This year’s Disruptor 50 list, topped by Anduril in the No. 1 spot, and then OpenAI, showcases 50 companies that are challenging the status quo and using technology (most often, AI) to transform a range of industries.

What’s particularly notable about this year’s list is how the sectors represented illustrate key trends not just in technology and VC, but also in politics and society. This is the first time in the 13 years of the Disruptor 50 list that it’s been topped by a defense tech company. The defense tech sector isn’t just represented by Anduril, with Flock Safety, Saronic Technologies, and Shield AI also making the 2025 list.

Their scope and scale demonstrate a rising trend. The four companies have a combined value of more than $45 billion and have raised almost $10 billion from investors. They have geographic diversity – all are headquartered outside Silicon Valley. And their focuses are varied. Flock Safety (No. 7 on this year’s list) makes security hardware and software. Saronic (No. 19) builds unmanned maritime vessels. Shield AI (No. 38) is an autonomous drone company.

Beyond the companies focused on building physical methods of defense, there is also Abnormal AI (No. 25), a cybersecurity company playing a key role in protecting systems from attacks that prey on human behavioral weaknesses. Gecko Robotics (No. 30) deploys its robots to capture data about the integrity of critical assets, including aircraft carriers, naval ships, and missile silos. 

The sector’s growth is expected to accelerate thanks to a surge of funding. Last week, Anduril announced a new $2.5 billion round of funding at a valuation — $30.5 billion — that is double the valuation of its previous round of funding.

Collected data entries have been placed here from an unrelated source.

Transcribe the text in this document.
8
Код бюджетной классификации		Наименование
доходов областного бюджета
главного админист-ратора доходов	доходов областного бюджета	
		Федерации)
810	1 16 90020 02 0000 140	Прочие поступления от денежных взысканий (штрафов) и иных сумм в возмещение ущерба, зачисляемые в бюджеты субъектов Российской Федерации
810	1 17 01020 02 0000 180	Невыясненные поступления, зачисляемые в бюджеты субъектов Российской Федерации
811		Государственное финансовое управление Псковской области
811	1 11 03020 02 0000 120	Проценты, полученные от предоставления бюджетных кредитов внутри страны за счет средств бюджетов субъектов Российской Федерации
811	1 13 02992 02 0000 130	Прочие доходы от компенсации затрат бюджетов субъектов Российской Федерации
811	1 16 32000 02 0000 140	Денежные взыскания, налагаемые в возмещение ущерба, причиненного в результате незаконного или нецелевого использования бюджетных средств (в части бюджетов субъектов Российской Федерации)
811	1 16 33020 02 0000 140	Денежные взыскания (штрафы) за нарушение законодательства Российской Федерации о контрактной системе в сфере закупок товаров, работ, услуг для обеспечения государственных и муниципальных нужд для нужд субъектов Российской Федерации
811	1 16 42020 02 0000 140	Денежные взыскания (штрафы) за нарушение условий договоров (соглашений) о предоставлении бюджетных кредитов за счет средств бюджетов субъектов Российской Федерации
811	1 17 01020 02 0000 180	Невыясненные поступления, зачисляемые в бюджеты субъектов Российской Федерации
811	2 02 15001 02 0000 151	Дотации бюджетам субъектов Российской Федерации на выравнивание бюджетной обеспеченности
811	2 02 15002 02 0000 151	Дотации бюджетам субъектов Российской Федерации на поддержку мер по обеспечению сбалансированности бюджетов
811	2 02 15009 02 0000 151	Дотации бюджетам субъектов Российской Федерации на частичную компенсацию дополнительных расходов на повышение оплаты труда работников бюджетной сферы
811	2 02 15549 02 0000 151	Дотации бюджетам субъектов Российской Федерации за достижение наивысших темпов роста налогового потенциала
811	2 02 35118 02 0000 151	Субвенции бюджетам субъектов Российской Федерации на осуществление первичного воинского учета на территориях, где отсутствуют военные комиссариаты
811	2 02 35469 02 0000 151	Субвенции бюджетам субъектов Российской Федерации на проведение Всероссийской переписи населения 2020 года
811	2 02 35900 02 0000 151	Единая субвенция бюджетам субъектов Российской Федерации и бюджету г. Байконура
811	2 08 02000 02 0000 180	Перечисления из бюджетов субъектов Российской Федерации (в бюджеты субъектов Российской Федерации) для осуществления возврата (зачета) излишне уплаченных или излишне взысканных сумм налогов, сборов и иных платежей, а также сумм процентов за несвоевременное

Saronic and Shield AI have also closed major fundraising rounds in 2025, according to Pitchbook; $600 million in Saronic’s case.

Igor Gnedo, Antonina Lepore & Adrianne Paerels

AI infrastructure company Scale AI (No. 28) secured a landmark deal last August with the Department of Defense’s Chief Digital and Artificial Intelligence Office to advance AI capabilities for the U.S. military. Scale AI also announced a new multi-million dollar deal with the DoD in March to help with “Thunderforge,” an initiative to develop AI agents for U.S. military planning and operations that also includes Anduril.

The surge in funding comes as President Trump has proposed an increase in defense spending, with a focus on modernizing military capabilities and opening opportunities beyond the legacy defense sector. There is also an increasing focus on dual-use technologies: Anduril took over Microsoft’s augmented reality headset program that was in the works with the military, and then at the end of May announced a deal with Meta to create VR and AR devices for use by the Army.

Along with the rise of military tech, the explosion in generative AI’s capabilities is driving the transformation of a range of sectors, from farming to law and robotics. Across the list, there are 17 enterprise tech companies, seven fintechs, four health-care companies, four in food/agriculture, and three each in transportation and biotech. 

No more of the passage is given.